In January 2017 Jahn L. and colleagues from Leiden University Medical Center, The Netherlands published a paper in Blood, describing a pre-clinical study in which TCR gene transfer of BOB1 (intracellular B-cell specific transcription factor) conferred reactivity to recipient T cells and potent in-vivo anti-tumor activity in a mouse model of Multiple Myeloma (MM).
Identification of BOB1 epitopes and isolation of BOB1 reactive T cell clones
- POU2AF1 (which encodes BOB1) was isolated as a B-cell specific gene
- Four MHC-presented peptides of BOB1 were identified using the B-LCL ligandome, 3 of which bound to HLA-B*07:02
- Stable pMHC tetramers for each BOB1-derived peptide were used to isolate/enrich T-cell clones from HLA-A2-/B7- individuals
- Two T-cell clones: 3C10 recognizing BOB1245: A2 and 4G11 recognizing BOB144:B7, demonstrated specific recognition of peptide-pulsed target cells and reactivity against endogenously processed and presented peptide
- T-cell clone 4G11 efficiently recognized all HLA-B7+ primary (BOB1-expressing) B-cell malignancies tested, including 5 CLLs, 4 ALLs, 3 MCLs, and 4 MMs, as well as K562 cells transduced with BOB1 (3C10 had insufficient avidity at this stage)

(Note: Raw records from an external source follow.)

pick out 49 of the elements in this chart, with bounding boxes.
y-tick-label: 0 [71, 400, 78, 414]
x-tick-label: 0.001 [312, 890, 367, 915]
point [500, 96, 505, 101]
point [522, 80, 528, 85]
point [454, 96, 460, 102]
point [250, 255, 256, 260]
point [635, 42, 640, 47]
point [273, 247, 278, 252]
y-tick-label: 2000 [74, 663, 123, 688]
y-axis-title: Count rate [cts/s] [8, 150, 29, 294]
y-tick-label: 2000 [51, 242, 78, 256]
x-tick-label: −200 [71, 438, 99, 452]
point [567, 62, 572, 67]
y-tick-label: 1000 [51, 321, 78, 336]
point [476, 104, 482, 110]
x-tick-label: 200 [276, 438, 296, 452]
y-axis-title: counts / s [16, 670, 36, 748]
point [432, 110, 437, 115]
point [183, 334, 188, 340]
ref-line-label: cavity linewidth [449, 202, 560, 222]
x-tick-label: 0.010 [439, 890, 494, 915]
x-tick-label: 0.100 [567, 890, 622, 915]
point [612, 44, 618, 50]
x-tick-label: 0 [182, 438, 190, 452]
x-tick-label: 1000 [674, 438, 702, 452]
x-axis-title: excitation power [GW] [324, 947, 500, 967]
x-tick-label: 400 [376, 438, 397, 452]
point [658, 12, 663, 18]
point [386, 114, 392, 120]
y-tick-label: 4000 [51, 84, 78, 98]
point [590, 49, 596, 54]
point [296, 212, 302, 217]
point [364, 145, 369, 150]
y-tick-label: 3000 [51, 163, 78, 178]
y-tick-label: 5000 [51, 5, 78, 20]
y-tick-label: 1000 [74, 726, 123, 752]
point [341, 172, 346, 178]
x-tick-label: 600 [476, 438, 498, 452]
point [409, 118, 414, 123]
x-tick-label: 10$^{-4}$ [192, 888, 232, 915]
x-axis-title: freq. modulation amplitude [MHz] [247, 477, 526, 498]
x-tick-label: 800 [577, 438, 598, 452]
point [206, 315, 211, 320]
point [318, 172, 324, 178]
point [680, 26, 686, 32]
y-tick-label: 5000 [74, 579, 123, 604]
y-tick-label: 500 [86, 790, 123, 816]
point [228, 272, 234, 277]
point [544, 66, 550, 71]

- The 4G11 T-cell clone lacked reactivity towards healthy hematopoietic non-B cells and non-hematopoietic cells, indicating no off-target effects
TCR gene transfer confers reactivity to recipient T cells
- A codon-optimized 4G11 TCR clone was developed along with NGF-R as a marker gene for selection/enrichment of transduced T cells
- Expression of 4G11, on retrovirally transduced CD8+ T cells from an HLA-B7+ healthy individual, was confirmed by tetramer binding.
- These clones:
- readily recognized BOB1-expressing HLA-B7+ stimulator cells (MM cell lines – U9, U266, LCL-JY) as well as two ALL (acute lymphoblastic leukemia) cell lines
- efficiently lysed several primary HLA-B7+ malignant cell samples
- readily lysed HLA-B7+ primary MM samples at low effector-to-target ratios
- did not lyse autologous activated T cells or CD14+ monocytes
- proliferated upon stimulation with various BOB1-expressing HA-B7+ primary samples (including several MM cell lines)
- No lysis was observed for mock transduced cells, indicating specificity of the TCR-4G11 clone
In-vivo mouse model for MM
- U266 cells (HLA-B7+) were expanded in an NSG mouse for 3 weeks before introduction of TCR-4G11 T cells
- Significant reduction of tumor cells in the bone marrow (BM) was observed with TCR-4G11 T cells but not with mock transduced cells
In conclusion, a chimeric BOB1-specific TCR clone conferred high anti-tumor reactivity to transduced T cells when tested in an in-vivo mouse xenograft model for established MM, and therefore paves the way for engineered T cells as a future treatment option for MM.
Immunotherapy for hematological malignancies or solid tumors by administration of monoclonal antibodies or T cells engineered to express chimeric antigen receptors or T-cell receptors (TCRs) has demonstrated clinical efficacy. However, antigen-loss tumor escape variants and the absence of currently targeted antigens on several malignancies hamper the widespread application of immunotherapy. We have isolated a TCR targeting a peptide of the intracellular B cell-specific transcription factor BOB1 presented in the context of HLA-B*07:02. TCR gene transfer installed BOB1 specificity and reactivity onto recipient T cells. TCR-transduced T cells efficiently lysed primary B-cell leukemia, mantle cell lymphoma, and multiple myeloma in vitro. We also observed recognition and lysis of healthy BOB1-expressing B cells. In addition, strong BOB1-specific proliferation could be demonstrated for TCR-modified T cells upon antigen encounter. Furthermore, clear in vivo antitumor reactivity was observed of BOB1-specific TCR-engineered T cells in a xenograft mouse model of established multiple myeloma. Absence of reactivity toward a broad panel of BOB1- but HLA-B*07:02+ nonhematopoietic and hematopoietic cells indicated no off-target toxicity. Therefore, administration of BOB1-specific TCR-engineered T cells may provide novel cellular treatment options to patients with B-cell malignancies, including multiple myeloma.